Roger Petit s'amuse franchement.
« Mais, vous vous rendez compte de ce que vous me
demandez ? ! Ce mec est un truand !
- Il agira comme un truand, il nous fera
tuer!
- Appelez Sud-Ouest,
demandez le rédacteur en chef, ils sont en train de boucler
l'édition de demain, balancez-lui tout, c'est votre assurance
contre la mort. S'il veut que j'intervienne, appelez-moi, j'arrive.
Je préfère perdre mon job que ma vie. »
Silence.
L'espion s'est fait très vigilant. Il va refuser, c'est une lopette.
Laurent remonte trois fois sa mèche.
- Vous m'avez entendue?
- Oui, oui... Si je fais ça, rien ne dit qu'il ne
nous fera pas la peau pour se venger...
- Ce sera trop risqué pour lui !
- Et je serai ruiné, et mes parents aussi.

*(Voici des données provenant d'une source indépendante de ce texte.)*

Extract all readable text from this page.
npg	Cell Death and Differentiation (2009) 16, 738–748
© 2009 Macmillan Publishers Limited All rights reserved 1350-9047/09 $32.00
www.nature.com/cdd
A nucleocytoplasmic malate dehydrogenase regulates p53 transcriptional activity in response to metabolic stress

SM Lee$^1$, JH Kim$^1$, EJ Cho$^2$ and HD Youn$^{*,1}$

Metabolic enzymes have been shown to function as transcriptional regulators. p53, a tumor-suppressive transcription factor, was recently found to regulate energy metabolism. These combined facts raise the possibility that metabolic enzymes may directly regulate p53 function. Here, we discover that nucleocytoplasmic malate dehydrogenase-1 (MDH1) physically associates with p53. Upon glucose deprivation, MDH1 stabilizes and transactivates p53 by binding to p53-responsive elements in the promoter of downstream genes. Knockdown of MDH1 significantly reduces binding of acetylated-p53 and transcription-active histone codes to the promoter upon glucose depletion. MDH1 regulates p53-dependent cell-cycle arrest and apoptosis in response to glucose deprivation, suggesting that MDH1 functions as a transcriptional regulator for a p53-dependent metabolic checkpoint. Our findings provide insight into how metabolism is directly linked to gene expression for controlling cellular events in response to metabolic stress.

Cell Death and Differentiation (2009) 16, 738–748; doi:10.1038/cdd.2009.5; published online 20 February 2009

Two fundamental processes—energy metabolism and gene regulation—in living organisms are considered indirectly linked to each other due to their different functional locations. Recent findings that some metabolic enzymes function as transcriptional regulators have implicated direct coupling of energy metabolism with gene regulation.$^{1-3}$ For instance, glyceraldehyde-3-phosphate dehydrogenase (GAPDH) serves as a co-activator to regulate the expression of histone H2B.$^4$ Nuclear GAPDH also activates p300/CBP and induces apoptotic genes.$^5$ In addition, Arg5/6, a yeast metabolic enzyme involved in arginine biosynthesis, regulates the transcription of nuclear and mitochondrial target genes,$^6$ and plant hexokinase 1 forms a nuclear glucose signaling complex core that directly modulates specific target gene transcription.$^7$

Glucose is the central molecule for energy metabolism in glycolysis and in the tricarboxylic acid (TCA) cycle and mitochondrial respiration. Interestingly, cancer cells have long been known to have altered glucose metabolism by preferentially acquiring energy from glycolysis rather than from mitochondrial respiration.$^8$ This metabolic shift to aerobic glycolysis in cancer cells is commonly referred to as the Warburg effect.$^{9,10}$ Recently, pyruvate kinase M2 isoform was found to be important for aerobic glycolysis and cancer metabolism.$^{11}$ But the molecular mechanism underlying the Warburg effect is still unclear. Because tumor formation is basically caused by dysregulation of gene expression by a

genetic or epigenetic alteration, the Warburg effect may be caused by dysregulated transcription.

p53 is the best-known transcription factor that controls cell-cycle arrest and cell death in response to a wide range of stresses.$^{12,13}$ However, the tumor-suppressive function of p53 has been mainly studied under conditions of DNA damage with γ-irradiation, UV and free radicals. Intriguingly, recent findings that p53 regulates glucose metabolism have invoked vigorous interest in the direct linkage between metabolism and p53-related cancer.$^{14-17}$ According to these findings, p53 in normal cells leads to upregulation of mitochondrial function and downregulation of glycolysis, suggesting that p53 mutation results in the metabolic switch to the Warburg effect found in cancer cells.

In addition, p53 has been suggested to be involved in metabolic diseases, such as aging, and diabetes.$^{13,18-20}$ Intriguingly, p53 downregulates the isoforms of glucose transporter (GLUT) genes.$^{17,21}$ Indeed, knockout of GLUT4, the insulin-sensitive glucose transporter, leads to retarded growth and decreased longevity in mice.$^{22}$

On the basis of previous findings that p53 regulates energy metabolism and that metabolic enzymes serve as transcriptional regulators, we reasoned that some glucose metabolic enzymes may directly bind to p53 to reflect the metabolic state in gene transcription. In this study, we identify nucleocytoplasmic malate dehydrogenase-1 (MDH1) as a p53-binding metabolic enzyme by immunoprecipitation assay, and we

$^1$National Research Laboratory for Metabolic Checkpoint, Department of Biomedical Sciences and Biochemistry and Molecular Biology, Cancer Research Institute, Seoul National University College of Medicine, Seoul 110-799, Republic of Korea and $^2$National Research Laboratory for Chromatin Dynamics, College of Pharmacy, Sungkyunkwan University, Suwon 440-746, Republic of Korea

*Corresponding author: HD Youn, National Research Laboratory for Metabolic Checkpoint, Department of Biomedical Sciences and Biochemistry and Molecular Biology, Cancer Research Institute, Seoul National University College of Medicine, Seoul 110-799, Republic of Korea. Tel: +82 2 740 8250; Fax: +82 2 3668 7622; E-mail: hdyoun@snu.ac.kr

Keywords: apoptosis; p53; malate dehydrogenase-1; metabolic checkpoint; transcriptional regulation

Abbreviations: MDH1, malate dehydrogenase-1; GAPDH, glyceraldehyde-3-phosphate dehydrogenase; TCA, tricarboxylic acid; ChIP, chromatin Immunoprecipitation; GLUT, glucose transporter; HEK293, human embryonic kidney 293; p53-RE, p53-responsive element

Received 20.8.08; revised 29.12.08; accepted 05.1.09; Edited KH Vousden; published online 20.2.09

- Mais quand vous serez mort, c'est une question
que ni vous ni eux ne se poseront!
- Si vous acceptiez le marché de Moran, y aurait
plus de problème...
- Jamais. Vous m'entendez, Dubreuil? Jamais! J'ai
de la dignité, j'ai de l'honneur, moi! Remuez votre carcasse, bon
sang!
- Mais c'est vous qui m'avez mis en danger! Si
vous n'aviez pas fourré le nez dans mes comptes, on n'en serait pas
là !
Valérie a raccroché.
Je suis nul. C'est moi qui
suis allé pleurnicher dans son bureau. Je suis une merde. Je suis à
tuer.
- Maman demande si tu viens dîner.
Noémie regarde son père défait de ses grands yeux
noisette à l'air mélancolique.
— Je suis une honte pour mes
mômes. Je me dégoûte. Dis-lui que papa arrive.
Roger Petit compose un numéro sur son portable.
Elle est foutue de courir chez Sud-Ouest à sa
place, cette grande conne. Jeannot va pas aimer ça.